Now I taxi 40 minutes round-trip at a 3-runway towered general aviation airport just to get to the nearest runway threshold a mile from my hangar. The chief pilot at the local Part 141 flying school estimates that the AVERAGE private pilot gets his certificate logging 95 hours total time. My 40-hours (+ taxi time + non-hood time) instrument rating cost $6000 in 1997 here. One of the flying schools required 40 hours of instructor time just to rent a flying Garmin G1000 panel.
I concur with the author’s advice to get initial training at a small airport with a grey-haired instructor. Too many of the freshout 20-something flight instructors are notorious for building time for an airline career at the expense of abused student pilots. At my small 1977 airport, I met a young son of a medical doctor who’d been inexplicably cycled though three different flight instructors just before solo, mostly likely to delay his solo while milking his dad’s checkbook at the nearby towered airport Cessna Pilot School. The doctor’s son switched to my small, untowered airport, with my grave-digging instructor, and soloed almost immediately.
Fifteen years ago, I visited my 1977 first flight airport. My only “runway” is now a taxiway. Angled off it is a 5000-foot-long, 80-foot-wide concrete runway suitable for business jets. That 1977 runway taught me to land in almost any kind of crosswind PLUS the objective criteria (running out of slipping rudder or aileron travel) for rejecting a crosswind approach too strong for a safe landing.
Great story Kurt,
I was fortunate enough to learn in a J3 at 16, by some great instructors. In later years I got to hang out with one of the Pioneers, Clayton Scott!
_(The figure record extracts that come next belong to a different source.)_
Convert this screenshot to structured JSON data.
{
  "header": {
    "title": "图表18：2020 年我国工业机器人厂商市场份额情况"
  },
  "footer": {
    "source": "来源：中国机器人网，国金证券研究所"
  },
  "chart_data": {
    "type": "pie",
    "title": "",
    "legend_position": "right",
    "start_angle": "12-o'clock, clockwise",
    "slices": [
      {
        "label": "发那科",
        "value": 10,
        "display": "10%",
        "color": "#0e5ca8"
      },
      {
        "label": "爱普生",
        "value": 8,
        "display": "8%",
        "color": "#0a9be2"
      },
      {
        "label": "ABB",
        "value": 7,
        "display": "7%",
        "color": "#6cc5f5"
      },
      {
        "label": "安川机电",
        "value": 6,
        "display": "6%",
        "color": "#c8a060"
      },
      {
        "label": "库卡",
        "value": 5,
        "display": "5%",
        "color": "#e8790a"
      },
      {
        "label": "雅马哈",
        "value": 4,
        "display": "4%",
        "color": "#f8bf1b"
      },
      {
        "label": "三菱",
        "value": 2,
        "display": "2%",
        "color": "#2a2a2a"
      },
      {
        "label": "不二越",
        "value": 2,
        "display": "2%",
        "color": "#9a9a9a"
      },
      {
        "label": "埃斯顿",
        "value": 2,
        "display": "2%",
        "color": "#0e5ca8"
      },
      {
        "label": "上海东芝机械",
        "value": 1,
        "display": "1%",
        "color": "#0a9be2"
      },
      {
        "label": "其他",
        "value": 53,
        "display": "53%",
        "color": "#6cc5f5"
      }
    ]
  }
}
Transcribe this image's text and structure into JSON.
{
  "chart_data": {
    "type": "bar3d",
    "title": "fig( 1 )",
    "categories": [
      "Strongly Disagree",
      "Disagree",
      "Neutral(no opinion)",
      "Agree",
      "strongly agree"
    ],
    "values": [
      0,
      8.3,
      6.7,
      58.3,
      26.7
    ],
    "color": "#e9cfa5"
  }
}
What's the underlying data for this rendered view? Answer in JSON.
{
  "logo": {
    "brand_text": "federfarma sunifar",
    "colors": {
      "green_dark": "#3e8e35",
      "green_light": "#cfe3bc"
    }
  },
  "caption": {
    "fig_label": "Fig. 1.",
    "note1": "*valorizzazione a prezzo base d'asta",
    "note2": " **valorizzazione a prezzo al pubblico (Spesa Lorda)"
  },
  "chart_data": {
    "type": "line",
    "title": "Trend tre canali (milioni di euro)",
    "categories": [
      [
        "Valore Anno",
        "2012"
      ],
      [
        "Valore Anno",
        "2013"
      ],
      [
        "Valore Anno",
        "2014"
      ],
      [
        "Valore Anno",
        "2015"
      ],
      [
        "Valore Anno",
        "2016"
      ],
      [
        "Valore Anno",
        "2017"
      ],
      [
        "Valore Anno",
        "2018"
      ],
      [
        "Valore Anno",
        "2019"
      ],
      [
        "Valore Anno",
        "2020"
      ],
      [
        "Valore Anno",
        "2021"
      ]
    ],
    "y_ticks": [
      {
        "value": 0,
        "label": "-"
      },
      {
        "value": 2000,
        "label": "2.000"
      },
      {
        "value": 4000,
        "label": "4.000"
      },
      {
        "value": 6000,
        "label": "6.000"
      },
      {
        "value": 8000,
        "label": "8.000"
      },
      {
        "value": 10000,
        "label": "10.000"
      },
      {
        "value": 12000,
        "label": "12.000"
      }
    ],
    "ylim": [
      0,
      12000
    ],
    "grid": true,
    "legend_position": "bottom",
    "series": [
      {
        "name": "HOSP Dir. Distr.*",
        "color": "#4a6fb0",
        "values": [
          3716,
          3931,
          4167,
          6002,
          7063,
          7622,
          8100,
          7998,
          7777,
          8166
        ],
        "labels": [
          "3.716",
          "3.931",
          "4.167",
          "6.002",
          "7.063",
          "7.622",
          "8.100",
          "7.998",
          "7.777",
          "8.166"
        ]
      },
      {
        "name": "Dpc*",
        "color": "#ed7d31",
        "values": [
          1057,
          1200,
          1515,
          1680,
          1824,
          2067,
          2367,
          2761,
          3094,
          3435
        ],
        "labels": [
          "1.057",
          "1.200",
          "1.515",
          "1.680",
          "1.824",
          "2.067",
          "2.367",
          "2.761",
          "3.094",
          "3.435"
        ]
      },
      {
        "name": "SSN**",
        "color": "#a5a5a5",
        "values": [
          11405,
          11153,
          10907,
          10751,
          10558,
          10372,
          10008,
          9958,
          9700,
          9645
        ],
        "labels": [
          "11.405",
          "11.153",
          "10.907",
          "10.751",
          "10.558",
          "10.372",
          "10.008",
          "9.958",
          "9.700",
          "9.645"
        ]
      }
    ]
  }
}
Spending many hours with him, I got a PHD in aviation history!
Now having flown commercially for 60 years, I am one of oldsters still hanging out at the airport tinkering with my airplane!
Tailwinds to all,
George
I actually sent a student or two to Clayton, back in 87 or 88. Also saw him do his airshow act in a 150 Aerobat at the PAE airshow. Now his photo hangs in the Museum of Flight!
I bounced around from flight school to flight school trying to find the right fit for me. First instructor was a jar head ex Marine. I’m not going to learn anything with someone screaming at me. Nor am I going to put up with it, as I’m the paying customer.
Went to other schools, and I was 15-20 years older than these kids. I wanted someone with skills and knowledge. Not someone right out of a flight school.
Eventually I found a good old school fbo.
I learned to fly in ’65 from a former military flight instructor. Neal taught me to “fly the damn plane”. Solo was with 6.5 hours dual in a Cessna 120 and a Piper PA18-140. I have always felt having an older ex military instructor was the best way to learn. I have had any number of check rides that were unusual to say the least. Like the time doing a departure stall and the instructor had a fit when the plane actually stalled, or another young instructor that I had to show how to spin a 152. No wonder there are so many accidents now a days.
Great words of wisdom Curt, well done! Tell me, did that hurt?
I remember Bill Georgi and our days in Port Angeles fondly.
My ride in Cap’n Mac’s 1927 Travelair half a century ago with my wife and 2-year-old daughter launched me into my flying career. This year, I flew with him again to celebrate. Same airplane. I’ll have a video of that ride on my @OregonOldTimer YouTube channel soon.
Thanks for the memories, Kurt.
That’s a great reply, Eric, thank you for that. I hope you are well, it’s been a long time. You may remember I took my private checkride in your 152, with Kent Olson.